Monday, February 05, 2007

The Inevitability of Billboards

Let me admit right away to feeling ambivilence about sweeping categorizations of "the cultural logic" of our times. Making big claims about cultural trends on the level of postmodernism, neoliberalism, empire, etc is of course lifeblood of many academic critics, especially those of the 'theory' bent. Even trends such as fragmentation or "suspecion of grand narratives" often appear more interesting to critics as pangea-like formations rather than in their fragmented particularities. It can be a bit too tempting to reduce what's going on in the world at any one time to a set of understood principles. Maybe there's not other ways of writing effectively about such trends without a good dose of overgeneralization.
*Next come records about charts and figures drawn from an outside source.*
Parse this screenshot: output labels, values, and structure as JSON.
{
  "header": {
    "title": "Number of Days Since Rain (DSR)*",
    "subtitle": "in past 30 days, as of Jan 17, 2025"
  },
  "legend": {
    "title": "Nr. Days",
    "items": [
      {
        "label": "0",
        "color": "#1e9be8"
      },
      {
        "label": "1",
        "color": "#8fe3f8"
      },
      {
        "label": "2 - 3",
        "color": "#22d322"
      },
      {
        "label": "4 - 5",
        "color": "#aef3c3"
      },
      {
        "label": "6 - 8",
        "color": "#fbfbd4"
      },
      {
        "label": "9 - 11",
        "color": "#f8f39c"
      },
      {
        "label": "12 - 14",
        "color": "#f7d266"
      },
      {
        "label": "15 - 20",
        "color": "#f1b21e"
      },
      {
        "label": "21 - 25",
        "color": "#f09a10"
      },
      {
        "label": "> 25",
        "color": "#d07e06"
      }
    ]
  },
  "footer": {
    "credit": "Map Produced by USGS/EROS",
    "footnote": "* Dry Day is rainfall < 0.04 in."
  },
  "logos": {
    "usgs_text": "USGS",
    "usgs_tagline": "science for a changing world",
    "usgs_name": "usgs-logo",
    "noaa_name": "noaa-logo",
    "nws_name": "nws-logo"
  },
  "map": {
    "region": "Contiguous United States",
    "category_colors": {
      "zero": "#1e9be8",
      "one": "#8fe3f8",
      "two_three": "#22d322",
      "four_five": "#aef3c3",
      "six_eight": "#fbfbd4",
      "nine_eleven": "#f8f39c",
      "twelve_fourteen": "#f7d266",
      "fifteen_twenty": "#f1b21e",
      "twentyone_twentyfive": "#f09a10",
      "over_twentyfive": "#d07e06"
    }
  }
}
With that half-hearted qualification, let me attempt to squeeze some culture into some overgeneralized boxes myself. The box is a big one, a very popular one these days among cultural theory folks - neoliberalism. The cultural fragment I'd like to place in the box is a story by America Public Radio's Future Tense (http://www.publicradio.org/columns/futuretense/2007/02/05.shtml#009646).

The story's lead: ClearChannel Outdoor is suing the muncipality of Minnetonka for cutting off power to two digit billboards. Minnetonka is one many communities around the country who have passed laws prohibiting moving billboards due to the risk of distracting drivers. So how do you think this story would be structured - maybe some opposing views on whether billboards with moving images distract drivers? Maybe some interviews of people's opinions of moving billboards? No, while about a 10 seconds is given to a county attorney explaining the way Minnetonka defines "flashing billboards" in their ordinance, the arc of the story follows the inevitibility of this technology.

First, comes testimony that "the new technology [digital billboards] is the way world we're living in." According a ClearChannel Outdoor VP, "advertisers are demaning a proper forum to display their messages . . . it is an evolution of media. . . it is somewhat inevitable."

I guess there's no messing with advertizers' demands. Future Tense certainly doesn't suggest that option. After the ClearChannel interview, the story shifts over to Carnegie Mellon "Professor of Design" Ben Fry. He starts by describing another kind of evolution, that of the human's natural response of a attentiveness towards motion. The inexonerable evolution of marketing sophistication has caught up with human evolution. Whereas our "long-ago ancestors who would be eaten or killed" without an instinctual response to motion, today the utility of this instinct might go to waste if it wasn't for modern innovators, like advertisers.